The issue the spawned that thread was temporary – it was introduced and fixed within about eight hours. Though it is interesting that 3ventic claims it’s been going around for a long time.
If you have examples outside of that window I’d love to see them. Thanks!
It’s been around for a long time in other endpoints where the user/channel object is part of the response, /streams for example. The whole response being incorrect was new and more serious
I have a script that repeatedly calls /streams and goes through the list of streams until the viewer count falls below a certain number.
Well, the script often ends prematurely because /streams returns data with faulty viewer counts. The following is a good example of what gets returned.
I tried to recreate the problem just now and I’m beginning to think the above example isn’t quite representative of how the bug typically behaves. I configured my script to call /streams until it gets data for about 450 top streams. I ran it in terminal repeatedly with random breaks in between each execution until I found suspicious viewer counts. I’ve probably ran it about 30 times and came up with 2 instances where the viewer count for a stream shows up as 0. I’ve tried to recreate the problem again by repeatedly running the script with almost no breaks in between, and I haven’t been able to get the bug to show up. Maybe it’s my luck, but that’s what I have for now.
As an aside, I’m pretty sure you’re aware of this, but /streams very often returns objects out of order.

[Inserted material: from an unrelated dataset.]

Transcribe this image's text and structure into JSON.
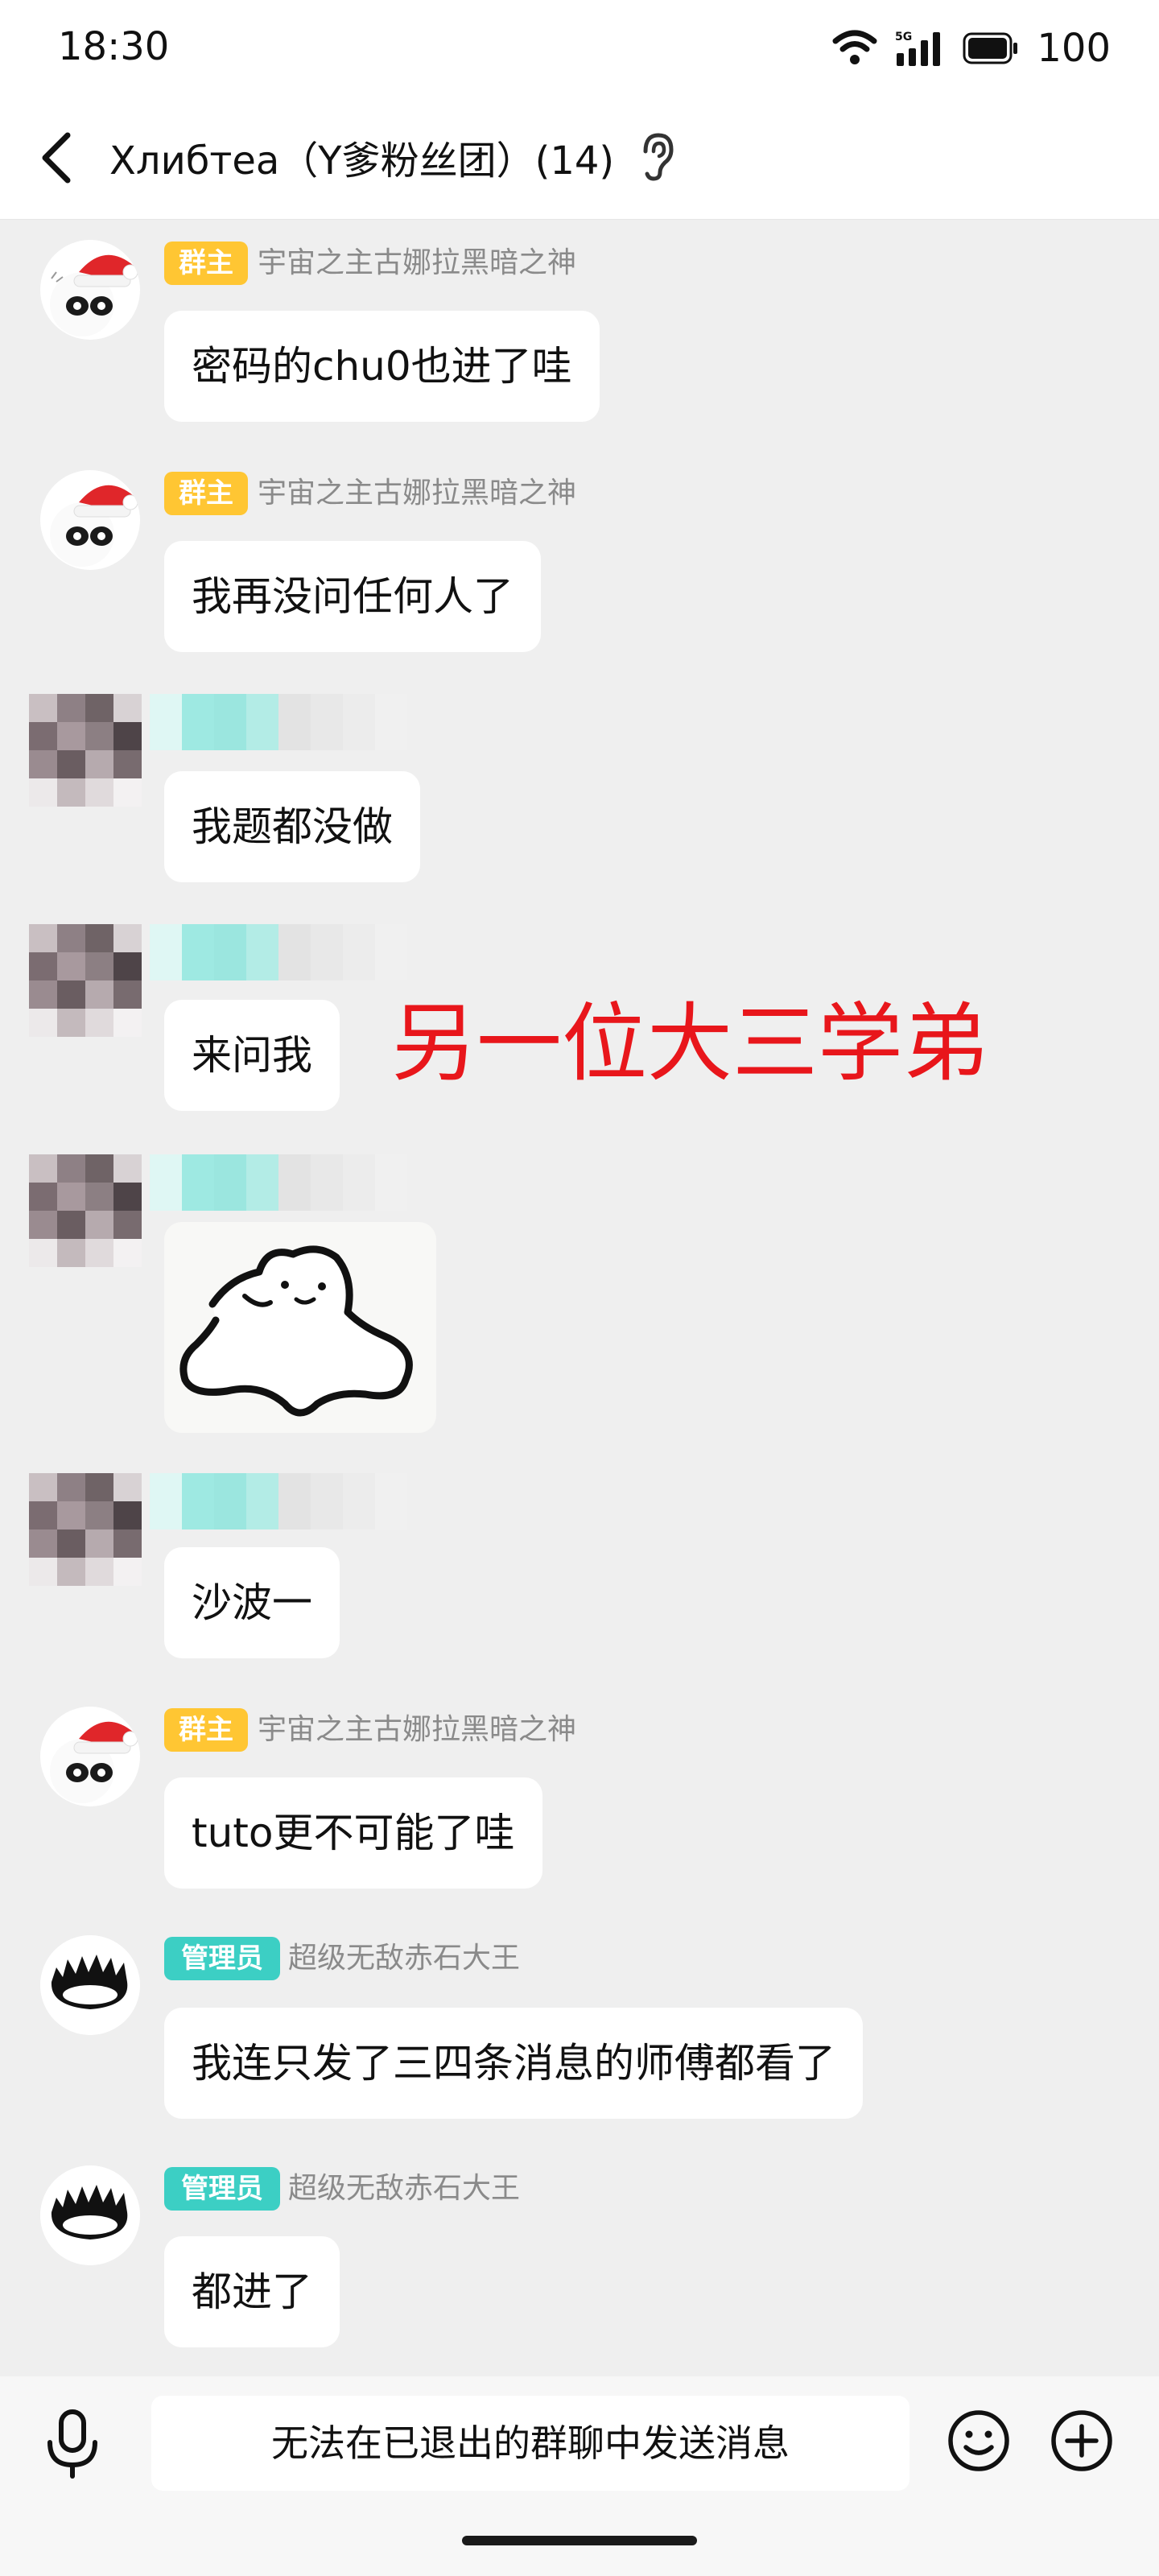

For example, if Stream A has a higher viewer count than Stream B, it would make sense for Stream A to come before Stream B, but this is often not the case. In fact, about 10-20% of returned stream objects are out of order. Maybe the ordering thing is intentionally done for performance reasons, which I can understand.
It has to do with our multiple layers of caching. While the entire response to an API call is cached (as expected), we also cache individual components of the response (such as each stream object). So when we rebuild the /streams response, we fetch the ordered list of streams by viewer count fresh from our streams service, but then check to see each of the stream objects in that response to see if we have a cached copy pre-rendered and if so we use that instead. That cached copy can be out of date, and have higher or lower viewer numbers, causing the ordering to appear broken. I hope that explains this strange behavior!
/kraken/streams should no longer be returning user objects in place of channel objects in some rare cases. Viewer numbers may still not be 100% accurate based on caching or other factors (such as a stream resetting and everyone reconnecting).